La tensión entre los miembros de la expedición había ido en aumento, especialmente entre Garcés y el teniente Domingo Bellver. El motivo de todas aquellas disputas estaba en la radio, en los acontecimientos confusos que comunicaban las emisiones de onda larga. Garcés era partidario de regresar de inmediato a Tetuán, mientras el teniente Bellver consideraba que debían continuar y establecer pactos.

– ¿Pactos en nombre de quién?, ¿al servicio de qué gobierno? -pregunta Garcés en el momento más violento de la discusión.

En el centro de la tienda arde un pequeño farol de queroseno. Los dos hombres se miran retadoramente sabiendo que los rifles se encuentran a menos de medio metro, ocultos bajo las mantas.

– Vuelve tú si quieres, Garcés -dice finalmente el teniente Bellver después de una larga pausa en la que probablemente ha estado evaluando todas las posibilidades, incluida la peor-. Pero ten cuidado de no ponerte del lado equivocado.

Garcés sale al exterior de la tienda. El viento ha amainado y sólo se escucha el ruido seco que hace la arena al dejar de vibrar. En ese momento habría dado cualquier cosa por un trago de bourbon y uno de los cigarrillos ingleses de Kerrigan. Recuerda las conversaciones con él como algo ocurrido hace mucho tiempo y a pesar de ello, con una repentina sensación de inmediatez: la muerte del coronel Morales, el ajetreo del cuartel, las cajas de la Comisión de Límites, los manejos de Ramírez… Todos los fragmentos de la memoria orientados ahora en la misma dirección como los cables de una conducción eléctrica. Levanta la vista y ve la rociada blanca que deja en el cielo una estrella fugaz. Permanece así unos minutos, con la mirada vuelta hacia las dunas, aspirando el aire que flota sobre el desierto, una limpieza infinitamente ajena al mundo de los hombres. Después se dirige caminando con los hombros encogidos hacia la tienda de los guías para hablar con Ismail y preparar el viaje de regreso.

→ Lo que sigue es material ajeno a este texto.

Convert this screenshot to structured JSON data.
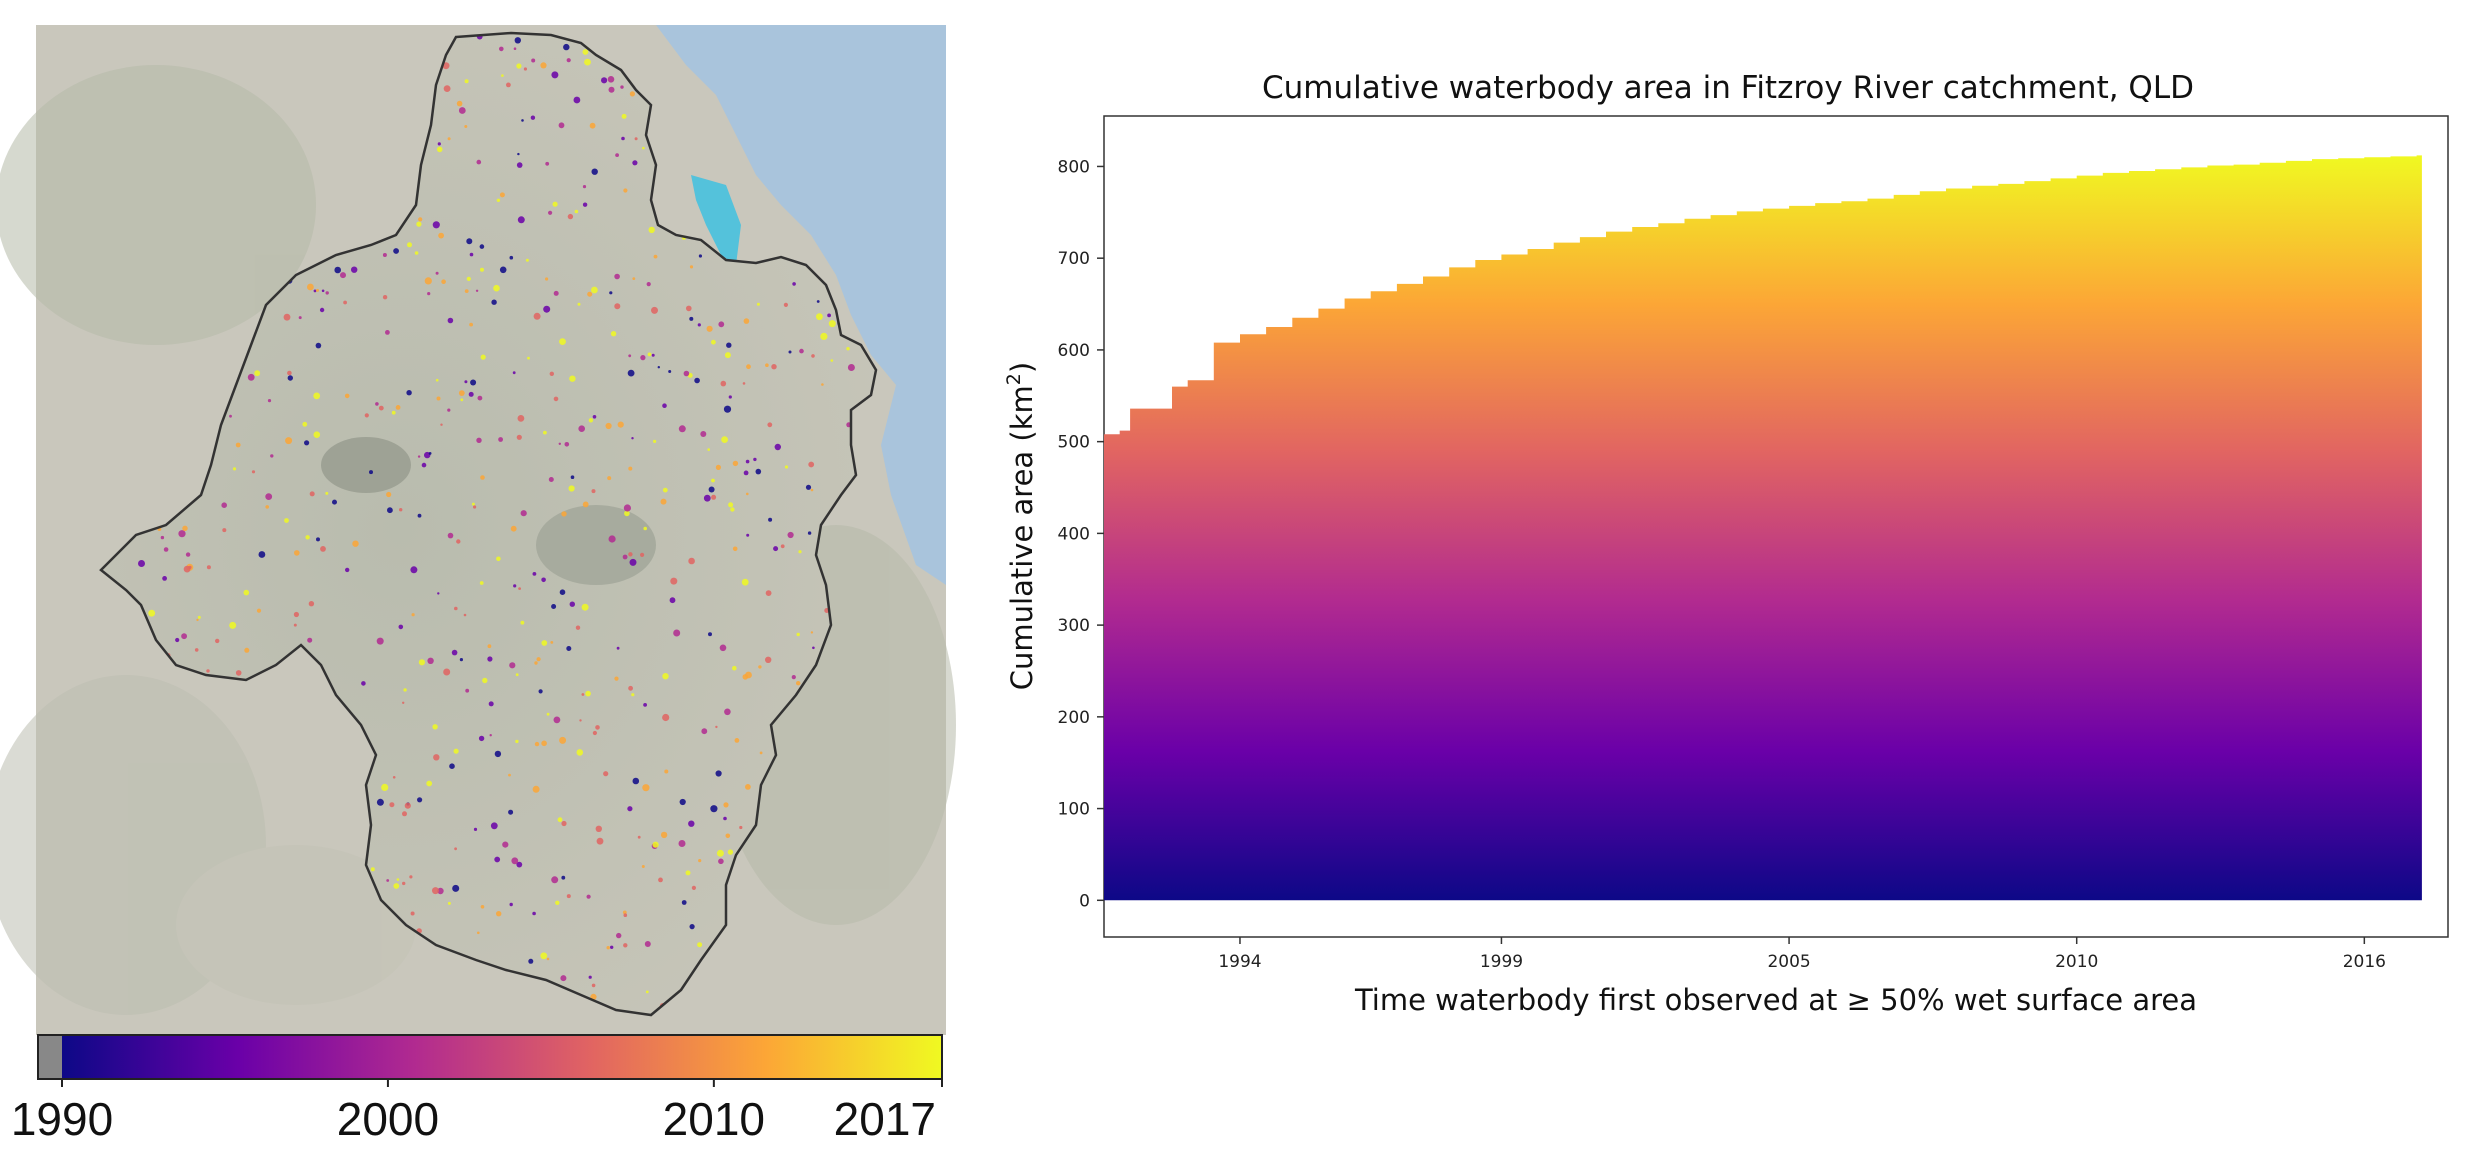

Con la primera luz del alba, el jeque de la aldea les muestra cómo atajar hacia el norte, guiándose por la ruta de los camelleros. Sus dedos trazan líneas convergentes sobre la arena dura del suelo. Garcés piensa en la hondísima hospitalidad de aquella gente, una penetrante disciplina social que se prodiga, incluso más, bajo condiciones de extrema dificultad. La mínima arquitectura que ellos necesitan son las piedras a modo de hogar sobre las que colocar un recipiente. Uno puede sentir así la tentación de borrar su nombre y el lugar del que procede, no pertenecer a ningún país, como cuando una parte del cuerpo se queda dormida. Pero luego la sangre vuelve poco a poco a su sitio. El último vínculo que los une con la aldea es el borboteo de la tetera ennegrecida por el fuego, el barro caliente de las tazas en el aire fresco, las tres medidas ceremoniales de té.

-Insch'allah neschuf wischak beçher [2] -dice el anciano con una leve inclinación de cabeza mientras Garcés, Arranz e Ismail suben a uno de los camiones y el cielo empieza a colorearse de un verde lima con mínimas volutas rojizas en el borde oriental del horizonte.